Just before I hit mile 22 I then changed my strategy to taking 1 minute walking breaks for every mile so walked along some of the straight that was line with speakers before continuing running. This time though I started to feel a twinge in both calves, but carried on running, albeit at a slightly slower pace with a short walk. After about half a mile after passing the mile 22 sign, I then passed another 22 mile sign and the runner at the side of me commented that they must be playing mind games with us. The mile 23 sign though was then around the right place! Once passing it I then slowed to a walk again having had my calves cramp up quite a few times during that last stretch which was really affecting the pace, when I was actually running. Not long after this the 3:15 pacer ran straight passed me – I’d not realised I’d been in front of him, and considering how much pace I’d lost over the past few miles I must have been on target for a comfortable sub-3:15 race until I lost it. I knew though that it was down to loss of salt – my forehead was coated with it.

For the miles that followed it was a struggle – I was managing shorter and shorter distances before my calves were giving me trouble and my running had turned into a sort of half-limp in between walking breaks. Eventually though the end was in sight, but I couldn’t keep running. I had to walk about half of the long stretch to the finish and then tried to run the last bit, each step causing absolute pain.


I looked at my watch as I crossed the finish line and noticed it was sub-3:20 – hoping it was accurate as not only was it a PB, but it also beat my intended goal. A goal which I thought I couldn’t meet after having run Canalathon.

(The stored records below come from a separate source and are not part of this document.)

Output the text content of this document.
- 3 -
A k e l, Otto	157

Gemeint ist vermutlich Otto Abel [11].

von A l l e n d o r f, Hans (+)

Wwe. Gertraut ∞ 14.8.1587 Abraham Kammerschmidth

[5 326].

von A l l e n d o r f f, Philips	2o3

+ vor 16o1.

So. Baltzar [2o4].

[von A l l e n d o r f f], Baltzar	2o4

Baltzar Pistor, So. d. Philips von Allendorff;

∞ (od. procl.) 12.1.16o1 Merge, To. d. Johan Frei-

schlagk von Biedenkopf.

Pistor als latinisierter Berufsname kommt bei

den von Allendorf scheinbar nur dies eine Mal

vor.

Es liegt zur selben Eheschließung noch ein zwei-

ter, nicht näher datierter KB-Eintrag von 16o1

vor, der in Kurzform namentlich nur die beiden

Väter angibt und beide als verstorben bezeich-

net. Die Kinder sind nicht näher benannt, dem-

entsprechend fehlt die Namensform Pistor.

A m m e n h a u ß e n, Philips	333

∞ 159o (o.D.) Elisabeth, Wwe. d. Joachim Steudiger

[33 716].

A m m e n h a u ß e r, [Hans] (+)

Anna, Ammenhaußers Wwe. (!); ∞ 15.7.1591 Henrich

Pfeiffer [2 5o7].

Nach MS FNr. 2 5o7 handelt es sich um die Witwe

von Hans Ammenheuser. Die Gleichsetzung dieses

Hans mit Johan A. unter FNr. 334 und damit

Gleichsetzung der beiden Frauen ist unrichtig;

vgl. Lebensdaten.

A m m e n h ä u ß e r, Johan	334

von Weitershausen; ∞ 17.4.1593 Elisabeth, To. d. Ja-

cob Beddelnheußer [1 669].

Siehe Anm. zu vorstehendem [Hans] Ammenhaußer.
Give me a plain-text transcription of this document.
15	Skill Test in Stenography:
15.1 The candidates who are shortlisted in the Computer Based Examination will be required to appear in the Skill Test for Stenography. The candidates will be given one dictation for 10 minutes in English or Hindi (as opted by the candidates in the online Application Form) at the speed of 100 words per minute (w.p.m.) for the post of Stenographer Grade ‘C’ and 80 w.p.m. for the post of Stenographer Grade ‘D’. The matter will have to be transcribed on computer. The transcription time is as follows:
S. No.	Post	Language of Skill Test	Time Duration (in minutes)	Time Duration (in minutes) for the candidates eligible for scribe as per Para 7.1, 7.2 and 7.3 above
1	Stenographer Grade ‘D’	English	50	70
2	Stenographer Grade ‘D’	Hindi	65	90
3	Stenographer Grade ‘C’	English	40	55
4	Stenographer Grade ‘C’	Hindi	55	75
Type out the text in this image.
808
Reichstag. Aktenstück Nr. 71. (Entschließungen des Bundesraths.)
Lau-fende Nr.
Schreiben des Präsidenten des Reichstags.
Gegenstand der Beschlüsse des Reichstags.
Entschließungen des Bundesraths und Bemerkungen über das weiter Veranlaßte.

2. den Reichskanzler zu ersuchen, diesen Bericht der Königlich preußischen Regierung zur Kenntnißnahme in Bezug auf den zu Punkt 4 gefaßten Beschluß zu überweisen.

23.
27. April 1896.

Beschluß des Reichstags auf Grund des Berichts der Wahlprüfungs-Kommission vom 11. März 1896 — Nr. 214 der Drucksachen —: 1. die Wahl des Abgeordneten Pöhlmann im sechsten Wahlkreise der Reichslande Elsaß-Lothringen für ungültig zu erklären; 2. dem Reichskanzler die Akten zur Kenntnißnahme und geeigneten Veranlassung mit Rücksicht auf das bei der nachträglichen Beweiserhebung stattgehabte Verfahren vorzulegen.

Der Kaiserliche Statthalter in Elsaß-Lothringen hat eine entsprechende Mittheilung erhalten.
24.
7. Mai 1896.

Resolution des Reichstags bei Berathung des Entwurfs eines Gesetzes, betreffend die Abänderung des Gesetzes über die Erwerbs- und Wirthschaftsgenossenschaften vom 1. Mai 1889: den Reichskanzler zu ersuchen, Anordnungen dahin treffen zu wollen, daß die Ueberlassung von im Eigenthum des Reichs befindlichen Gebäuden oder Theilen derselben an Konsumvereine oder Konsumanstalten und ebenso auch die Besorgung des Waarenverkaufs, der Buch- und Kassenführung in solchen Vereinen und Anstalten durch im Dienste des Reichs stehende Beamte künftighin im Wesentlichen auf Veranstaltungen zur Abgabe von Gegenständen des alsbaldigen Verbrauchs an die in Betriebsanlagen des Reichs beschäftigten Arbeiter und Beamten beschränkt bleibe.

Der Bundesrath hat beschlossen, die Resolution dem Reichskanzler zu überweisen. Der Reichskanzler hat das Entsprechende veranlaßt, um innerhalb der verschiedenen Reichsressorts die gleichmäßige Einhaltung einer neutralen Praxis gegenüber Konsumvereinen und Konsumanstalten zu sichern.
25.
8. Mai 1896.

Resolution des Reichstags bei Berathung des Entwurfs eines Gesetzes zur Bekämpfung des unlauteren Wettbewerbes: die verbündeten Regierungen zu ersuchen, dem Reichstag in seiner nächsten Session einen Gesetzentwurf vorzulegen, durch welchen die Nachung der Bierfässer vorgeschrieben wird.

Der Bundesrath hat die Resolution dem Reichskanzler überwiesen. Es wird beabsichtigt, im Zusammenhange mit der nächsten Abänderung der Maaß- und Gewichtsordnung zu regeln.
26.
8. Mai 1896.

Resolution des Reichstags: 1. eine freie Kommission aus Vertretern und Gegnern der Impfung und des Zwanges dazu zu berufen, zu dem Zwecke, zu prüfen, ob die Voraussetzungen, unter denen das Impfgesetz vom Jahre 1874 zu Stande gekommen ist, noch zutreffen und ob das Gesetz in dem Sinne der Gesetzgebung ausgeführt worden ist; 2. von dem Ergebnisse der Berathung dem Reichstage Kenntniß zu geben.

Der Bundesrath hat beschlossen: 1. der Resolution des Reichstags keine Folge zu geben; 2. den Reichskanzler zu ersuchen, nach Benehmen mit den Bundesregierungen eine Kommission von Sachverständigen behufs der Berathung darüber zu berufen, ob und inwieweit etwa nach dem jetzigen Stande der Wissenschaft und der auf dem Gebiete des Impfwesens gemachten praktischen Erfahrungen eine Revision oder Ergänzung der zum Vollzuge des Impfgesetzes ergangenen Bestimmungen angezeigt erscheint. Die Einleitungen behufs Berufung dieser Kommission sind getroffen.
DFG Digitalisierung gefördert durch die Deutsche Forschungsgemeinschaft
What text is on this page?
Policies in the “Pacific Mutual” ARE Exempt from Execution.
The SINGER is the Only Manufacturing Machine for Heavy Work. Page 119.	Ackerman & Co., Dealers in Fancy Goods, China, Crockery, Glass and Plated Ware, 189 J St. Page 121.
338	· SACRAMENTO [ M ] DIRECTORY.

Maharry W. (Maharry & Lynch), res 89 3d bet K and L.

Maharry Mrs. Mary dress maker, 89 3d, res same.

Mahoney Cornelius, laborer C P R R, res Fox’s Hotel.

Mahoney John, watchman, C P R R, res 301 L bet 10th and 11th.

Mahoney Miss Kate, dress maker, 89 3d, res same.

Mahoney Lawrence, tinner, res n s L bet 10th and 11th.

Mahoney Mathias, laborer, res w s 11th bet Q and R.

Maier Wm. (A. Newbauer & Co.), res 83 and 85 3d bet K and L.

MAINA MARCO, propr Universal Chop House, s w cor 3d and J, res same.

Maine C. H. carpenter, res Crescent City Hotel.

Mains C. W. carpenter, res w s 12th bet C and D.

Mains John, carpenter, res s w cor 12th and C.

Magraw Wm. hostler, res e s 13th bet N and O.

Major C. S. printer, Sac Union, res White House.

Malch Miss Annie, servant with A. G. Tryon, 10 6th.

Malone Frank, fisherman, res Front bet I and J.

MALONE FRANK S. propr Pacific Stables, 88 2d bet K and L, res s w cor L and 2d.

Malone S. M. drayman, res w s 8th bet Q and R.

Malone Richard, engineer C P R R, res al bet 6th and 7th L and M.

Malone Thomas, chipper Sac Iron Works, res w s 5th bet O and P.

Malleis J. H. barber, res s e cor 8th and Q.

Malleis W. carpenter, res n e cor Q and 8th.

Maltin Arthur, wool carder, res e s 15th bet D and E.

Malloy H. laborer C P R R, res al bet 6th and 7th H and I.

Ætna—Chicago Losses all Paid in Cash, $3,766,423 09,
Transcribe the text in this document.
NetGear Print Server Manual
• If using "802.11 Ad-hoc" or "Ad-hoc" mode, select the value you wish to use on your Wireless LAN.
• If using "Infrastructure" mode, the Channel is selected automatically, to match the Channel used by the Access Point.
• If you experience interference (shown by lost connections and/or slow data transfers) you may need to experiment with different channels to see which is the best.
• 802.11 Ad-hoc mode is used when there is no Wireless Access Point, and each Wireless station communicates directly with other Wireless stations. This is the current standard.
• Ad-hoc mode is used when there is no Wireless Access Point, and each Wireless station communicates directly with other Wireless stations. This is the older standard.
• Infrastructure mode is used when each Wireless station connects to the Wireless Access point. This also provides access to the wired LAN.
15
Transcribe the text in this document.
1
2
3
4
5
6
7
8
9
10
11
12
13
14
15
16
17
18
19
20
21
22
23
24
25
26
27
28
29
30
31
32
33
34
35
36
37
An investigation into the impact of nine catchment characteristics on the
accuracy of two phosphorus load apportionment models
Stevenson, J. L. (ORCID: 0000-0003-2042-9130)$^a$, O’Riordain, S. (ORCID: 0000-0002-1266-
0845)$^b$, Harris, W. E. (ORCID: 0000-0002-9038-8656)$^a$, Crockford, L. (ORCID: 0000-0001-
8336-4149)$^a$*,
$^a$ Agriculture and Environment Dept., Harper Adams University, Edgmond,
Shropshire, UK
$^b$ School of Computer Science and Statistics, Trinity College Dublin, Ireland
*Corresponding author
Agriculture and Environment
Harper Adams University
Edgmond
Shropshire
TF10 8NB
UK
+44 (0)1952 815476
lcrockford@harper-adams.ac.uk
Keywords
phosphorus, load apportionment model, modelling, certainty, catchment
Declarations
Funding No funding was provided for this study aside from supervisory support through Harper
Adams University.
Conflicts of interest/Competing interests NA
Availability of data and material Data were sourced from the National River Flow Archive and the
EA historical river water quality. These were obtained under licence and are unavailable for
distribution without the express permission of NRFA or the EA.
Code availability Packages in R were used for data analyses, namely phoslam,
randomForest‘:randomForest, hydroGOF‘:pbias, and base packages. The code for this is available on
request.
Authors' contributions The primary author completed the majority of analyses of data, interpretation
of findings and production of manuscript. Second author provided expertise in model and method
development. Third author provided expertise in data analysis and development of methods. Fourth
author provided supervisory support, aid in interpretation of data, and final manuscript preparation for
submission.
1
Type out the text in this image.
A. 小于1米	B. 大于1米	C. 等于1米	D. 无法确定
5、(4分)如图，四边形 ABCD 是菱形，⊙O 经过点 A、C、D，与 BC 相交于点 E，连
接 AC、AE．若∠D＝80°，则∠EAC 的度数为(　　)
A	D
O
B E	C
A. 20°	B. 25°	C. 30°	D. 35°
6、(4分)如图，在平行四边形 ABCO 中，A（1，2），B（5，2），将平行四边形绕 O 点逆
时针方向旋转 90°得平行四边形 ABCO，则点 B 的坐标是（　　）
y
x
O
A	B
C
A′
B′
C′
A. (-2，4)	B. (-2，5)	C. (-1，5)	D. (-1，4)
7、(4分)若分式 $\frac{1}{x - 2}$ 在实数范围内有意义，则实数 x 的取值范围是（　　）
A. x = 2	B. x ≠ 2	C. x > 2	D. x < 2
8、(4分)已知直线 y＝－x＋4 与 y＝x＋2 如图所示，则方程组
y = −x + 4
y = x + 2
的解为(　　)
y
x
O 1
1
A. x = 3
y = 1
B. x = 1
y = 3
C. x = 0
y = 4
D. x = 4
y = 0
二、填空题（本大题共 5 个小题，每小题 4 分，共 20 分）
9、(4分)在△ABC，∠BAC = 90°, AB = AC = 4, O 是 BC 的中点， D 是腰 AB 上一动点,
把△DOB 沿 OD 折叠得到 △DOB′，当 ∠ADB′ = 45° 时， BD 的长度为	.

Moments later I was handed the medal – one I felt I’d actually earned after those hellish 5 miles at the end, and was then handed a bottle of water and a goodie bag. I handed the bag back though when I realised the sign above the stand said “Medium” – obviously referring to a t-shirt size, which resulted in a snarky comment from the lady saying “well it did say it was medium”. I didn’t care though, I just kept on walking and collected a small t-shirt. Just before leaving the finishers funnel there was also beer and SiS gels being given out for those that wanted them.

The goodie bag consisted of:

  • the usual assortment of leaflets,
  • a finishers tee celebrating the 40th anniversary,
  • drumstick “squashies” sweets,
  • Aunty Winifred’s Sweet and Salty popcorn,
  • Jack Links Beef Jerky,
  • Urban Fruit strawberries,
  • and a Kellogs Nutrigrain breakfast bar.

A good assortment, and although I didn’t eat any of them on the day, it was the best goodie bag I’d had after a race this year.

The car park for the Old Trafford cricket ground was mayhem though. I battled my way out and then hobbled back to Chester Road to pick up my backpack from the hotel. It felt like a longer walk than the day before, but my legs were really aching.

From there I walked over to the Toll Gate Inn for another #ukrunchat meet-up that involved cake! I then heard about the baggage situation and how people were having to queue for two or more hours in many cases due to the level of disorganisation there. I did feel bad for them – to have such an amazing race with a brilliant atmosphere just for it to be spoilt by that. I did hope though that it wouldn’t spoil anyone’s day. I spent a few hours here and took the opportunity to have a drink, and to have some food with plenty of salt.

On the way back to Manchester Piccadilly I even bumped into @designrach on the tram – yet another person on #ukrunchat I’d not met before so was good to meet!

At last the second of my “big” races for the month was over and I could start focusing on active recovery in time for the Brighton Marathon the following weekend. My official time for this race was 3:19:31 in position 1124 out of 9368 finishers (first 12%). I do at least know that with enough salt I could do better and so my next target needs to be to go sub-3:15. It confirmed though that the training plan I’d come up with to get me around Canalathon and to PB here had worked – I was shocked!

For me, the whole experience was great and I enjoyed getting to meet up with people before the race. I can’t thank @Sherieamore1 enough for having organised the meet-ups and the meal.